I will also be patient while my children stutter and search for their words or attempt to express their wants and needs. I will wait it out just a little longer when they struggle to put on their clothes or shoes, brush their hair and teeth, or attempt household chores. If I constantly jump in to assist, I’m robbing them of the opportunity to learn and gain confidence.

3. Join his world. So often, we are working on helping my son fit into our schedule or norms.

To join my boy’s world, to understand and connect, is such a struggle. We, as his parents, consciously work towards this every single day.

I will be his place of calm. Sometimes that means sitting on the kitchen floor and taking in his deep butterfly or bumble bee breaths with him. And some days this will happen on five different occasions before breakfast.

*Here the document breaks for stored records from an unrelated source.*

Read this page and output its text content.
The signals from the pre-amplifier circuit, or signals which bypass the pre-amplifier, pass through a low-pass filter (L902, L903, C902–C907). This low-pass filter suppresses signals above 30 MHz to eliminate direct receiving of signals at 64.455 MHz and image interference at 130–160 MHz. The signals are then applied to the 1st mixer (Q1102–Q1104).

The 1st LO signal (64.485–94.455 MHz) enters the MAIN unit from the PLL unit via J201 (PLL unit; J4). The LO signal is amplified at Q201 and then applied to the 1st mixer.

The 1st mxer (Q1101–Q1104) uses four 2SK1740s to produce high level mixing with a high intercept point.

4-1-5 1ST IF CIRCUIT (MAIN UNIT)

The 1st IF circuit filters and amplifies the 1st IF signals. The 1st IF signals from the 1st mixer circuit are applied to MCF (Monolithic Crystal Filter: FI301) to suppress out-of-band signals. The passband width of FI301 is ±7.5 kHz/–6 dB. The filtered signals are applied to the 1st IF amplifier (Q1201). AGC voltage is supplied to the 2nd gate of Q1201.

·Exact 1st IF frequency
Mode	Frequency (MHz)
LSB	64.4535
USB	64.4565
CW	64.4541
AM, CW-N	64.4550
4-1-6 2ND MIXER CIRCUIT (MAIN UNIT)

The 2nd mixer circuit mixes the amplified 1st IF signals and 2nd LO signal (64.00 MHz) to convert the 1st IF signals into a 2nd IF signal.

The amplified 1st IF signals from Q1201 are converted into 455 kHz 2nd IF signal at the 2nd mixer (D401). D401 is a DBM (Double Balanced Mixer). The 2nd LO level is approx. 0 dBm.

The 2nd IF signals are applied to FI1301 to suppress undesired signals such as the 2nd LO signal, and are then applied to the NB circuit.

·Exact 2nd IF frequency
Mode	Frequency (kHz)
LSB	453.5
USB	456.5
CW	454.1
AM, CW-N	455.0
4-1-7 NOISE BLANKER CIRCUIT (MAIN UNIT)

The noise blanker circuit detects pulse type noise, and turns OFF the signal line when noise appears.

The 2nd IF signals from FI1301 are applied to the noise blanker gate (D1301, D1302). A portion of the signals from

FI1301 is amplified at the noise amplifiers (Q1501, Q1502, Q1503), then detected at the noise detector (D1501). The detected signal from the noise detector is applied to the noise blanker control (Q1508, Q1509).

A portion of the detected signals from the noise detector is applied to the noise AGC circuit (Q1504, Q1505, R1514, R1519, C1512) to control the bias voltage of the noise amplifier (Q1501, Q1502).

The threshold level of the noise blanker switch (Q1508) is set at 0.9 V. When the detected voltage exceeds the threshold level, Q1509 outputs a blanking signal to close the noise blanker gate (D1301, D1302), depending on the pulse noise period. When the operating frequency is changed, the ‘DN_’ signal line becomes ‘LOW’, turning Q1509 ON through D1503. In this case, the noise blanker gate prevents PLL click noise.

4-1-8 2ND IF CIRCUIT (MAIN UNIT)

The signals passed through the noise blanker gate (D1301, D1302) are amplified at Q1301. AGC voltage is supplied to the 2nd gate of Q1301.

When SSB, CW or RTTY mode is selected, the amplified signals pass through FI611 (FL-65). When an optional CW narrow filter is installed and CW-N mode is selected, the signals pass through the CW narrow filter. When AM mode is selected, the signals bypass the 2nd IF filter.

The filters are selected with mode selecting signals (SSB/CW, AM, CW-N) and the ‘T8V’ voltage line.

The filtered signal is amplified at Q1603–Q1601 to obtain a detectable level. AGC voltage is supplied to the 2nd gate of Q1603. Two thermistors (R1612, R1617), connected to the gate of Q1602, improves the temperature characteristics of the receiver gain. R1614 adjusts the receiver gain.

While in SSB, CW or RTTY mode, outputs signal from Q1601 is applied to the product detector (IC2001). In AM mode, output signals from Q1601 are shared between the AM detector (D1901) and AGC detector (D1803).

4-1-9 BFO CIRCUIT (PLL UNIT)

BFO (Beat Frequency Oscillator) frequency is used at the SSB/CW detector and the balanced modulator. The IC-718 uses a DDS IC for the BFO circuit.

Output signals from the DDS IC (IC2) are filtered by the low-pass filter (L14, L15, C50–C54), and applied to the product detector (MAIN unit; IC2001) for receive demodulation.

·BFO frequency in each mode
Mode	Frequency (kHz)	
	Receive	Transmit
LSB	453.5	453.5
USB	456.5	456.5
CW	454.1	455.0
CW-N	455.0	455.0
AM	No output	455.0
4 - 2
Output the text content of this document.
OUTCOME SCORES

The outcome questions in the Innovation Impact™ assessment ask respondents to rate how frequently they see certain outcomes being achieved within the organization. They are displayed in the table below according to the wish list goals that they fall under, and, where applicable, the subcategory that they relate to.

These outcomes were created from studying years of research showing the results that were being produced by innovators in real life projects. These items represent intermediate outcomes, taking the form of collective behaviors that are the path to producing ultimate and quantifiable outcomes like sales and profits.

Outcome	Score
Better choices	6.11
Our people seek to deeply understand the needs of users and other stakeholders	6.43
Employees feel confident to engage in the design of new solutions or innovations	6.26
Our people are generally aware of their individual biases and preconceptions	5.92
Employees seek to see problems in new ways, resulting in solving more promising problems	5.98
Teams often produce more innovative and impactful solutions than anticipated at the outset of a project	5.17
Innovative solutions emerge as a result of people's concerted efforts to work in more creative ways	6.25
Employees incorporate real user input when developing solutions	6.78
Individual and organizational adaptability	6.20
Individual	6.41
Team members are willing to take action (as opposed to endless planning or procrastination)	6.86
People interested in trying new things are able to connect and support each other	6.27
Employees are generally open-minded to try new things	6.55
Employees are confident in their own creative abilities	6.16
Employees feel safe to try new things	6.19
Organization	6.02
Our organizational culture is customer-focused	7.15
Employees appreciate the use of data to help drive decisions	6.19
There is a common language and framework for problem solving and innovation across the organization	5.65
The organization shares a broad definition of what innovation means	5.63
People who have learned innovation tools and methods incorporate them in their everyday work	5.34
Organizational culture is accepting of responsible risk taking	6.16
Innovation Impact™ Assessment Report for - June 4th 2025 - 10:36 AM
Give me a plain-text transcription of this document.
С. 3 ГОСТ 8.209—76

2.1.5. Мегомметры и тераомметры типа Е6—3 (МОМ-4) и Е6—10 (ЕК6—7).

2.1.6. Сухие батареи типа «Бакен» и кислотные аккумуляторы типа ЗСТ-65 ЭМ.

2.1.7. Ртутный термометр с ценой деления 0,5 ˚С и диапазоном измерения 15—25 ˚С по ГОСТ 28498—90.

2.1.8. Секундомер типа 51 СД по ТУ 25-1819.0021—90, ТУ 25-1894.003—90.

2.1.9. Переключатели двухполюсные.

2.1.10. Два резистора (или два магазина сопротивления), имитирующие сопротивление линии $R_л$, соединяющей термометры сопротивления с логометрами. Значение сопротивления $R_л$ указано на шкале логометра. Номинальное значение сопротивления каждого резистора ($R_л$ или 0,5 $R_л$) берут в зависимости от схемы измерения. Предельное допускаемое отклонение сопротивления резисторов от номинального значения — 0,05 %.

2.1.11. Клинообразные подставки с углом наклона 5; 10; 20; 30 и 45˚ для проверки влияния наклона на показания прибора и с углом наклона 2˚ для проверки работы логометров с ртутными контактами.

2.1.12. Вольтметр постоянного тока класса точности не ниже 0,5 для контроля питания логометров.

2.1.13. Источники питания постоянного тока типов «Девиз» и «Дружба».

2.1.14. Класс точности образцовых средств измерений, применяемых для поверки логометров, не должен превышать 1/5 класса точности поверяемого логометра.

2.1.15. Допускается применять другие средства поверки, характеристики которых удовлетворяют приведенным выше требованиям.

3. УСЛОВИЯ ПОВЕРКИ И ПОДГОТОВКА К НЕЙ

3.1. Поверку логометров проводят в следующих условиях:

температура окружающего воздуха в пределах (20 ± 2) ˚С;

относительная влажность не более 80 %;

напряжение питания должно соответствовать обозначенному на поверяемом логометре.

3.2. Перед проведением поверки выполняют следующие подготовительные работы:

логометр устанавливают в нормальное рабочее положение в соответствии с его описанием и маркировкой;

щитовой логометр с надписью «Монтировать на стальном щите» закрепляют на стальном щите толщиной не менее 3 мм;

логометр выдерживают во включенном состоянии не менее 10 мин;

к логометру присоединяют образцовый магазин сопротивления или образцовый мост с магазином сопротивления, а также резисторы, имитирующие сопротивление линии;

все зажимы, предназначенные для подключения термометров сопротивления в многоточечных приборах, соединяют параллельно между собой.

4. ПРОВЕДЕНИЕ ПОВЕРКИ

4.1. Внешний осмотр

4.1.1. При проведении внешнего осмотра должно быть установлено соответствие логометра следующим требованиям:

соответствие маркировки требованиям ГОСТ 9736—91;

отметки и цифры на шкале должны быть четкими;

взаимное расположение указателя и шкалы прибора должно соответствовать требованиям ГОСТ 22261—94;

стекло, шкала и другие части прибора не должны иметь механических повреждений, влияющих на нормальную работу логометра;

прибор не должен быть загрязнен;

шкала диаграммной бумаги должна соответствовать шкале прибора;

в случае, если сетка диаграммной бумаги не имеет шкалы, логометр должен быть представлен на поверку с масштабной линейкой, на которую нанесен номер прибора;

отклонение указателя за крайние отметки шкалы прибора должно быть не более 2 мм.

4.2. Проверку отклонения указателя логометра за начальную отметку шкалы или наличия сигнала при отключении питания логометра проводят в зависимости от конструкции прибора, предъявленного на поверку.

  1. Embrace the chaos. The couch jumping, dresser climbing, spinning, bouncing, running, loud scripting and high-pitched screaming. I will let him enjoy that energy for the freedom and happiness it brings him instead of constantly trying to corral it.

In those loud, chaotic times I will remember what it looks like when his anxiety and frustration have taken over. If I pause in that wild happiness with him, maybe some of that joy will spread. We just have to let go, even the tiniest bit.

img_8329

  1. Self-care. OK this is a tough one. I am going to put value on every single family member’s happiness, including my own. If you are like me, the recommendation of fitting more self-care into your already-hectic life is more irritating than hearing the Baby Shark song 50x a day. It is so important though. “You cannot pour from an empty cup.” I know, I’ve tried.

6.  When all else fails, find grace. I will be prepared for every IEP/ABA meeting, every doctor/naturopath/audiology/dentist/speech/OT/blood draw/psychologist/counseling appointment. I will bring social stories, snacks, incentives, and toys. And I will give myself grace when none of that stuff works like I had intended.

7.  Look back. I will continue to look back to where we have been so we can celebrate where we are now. Progress can feel slow and discouraging at times, but I will not get lost there and miss all the growth and amazing new things happening every day.

8.  Slow down. What’s the rush? I’ve been that irritated lady stuck in a slow checkout line. Or the one pulled over for speeding because I was running late. When I am pressed for time and irritable, it affects everyone.

9.  Be kind. One of the best things that has come from sharing my son’s journey in autism is seeing how he has inspired so much kindness in so many people. Because of him, I will always take a moment to consider what someone else is going through.

10.  Be thankful. My children have given me new perspective and I am blessed to have been changed in the most wonderful ways. I’m going to remember that when a snack gets thrown across the car or a well-intentioned social story totally bombs.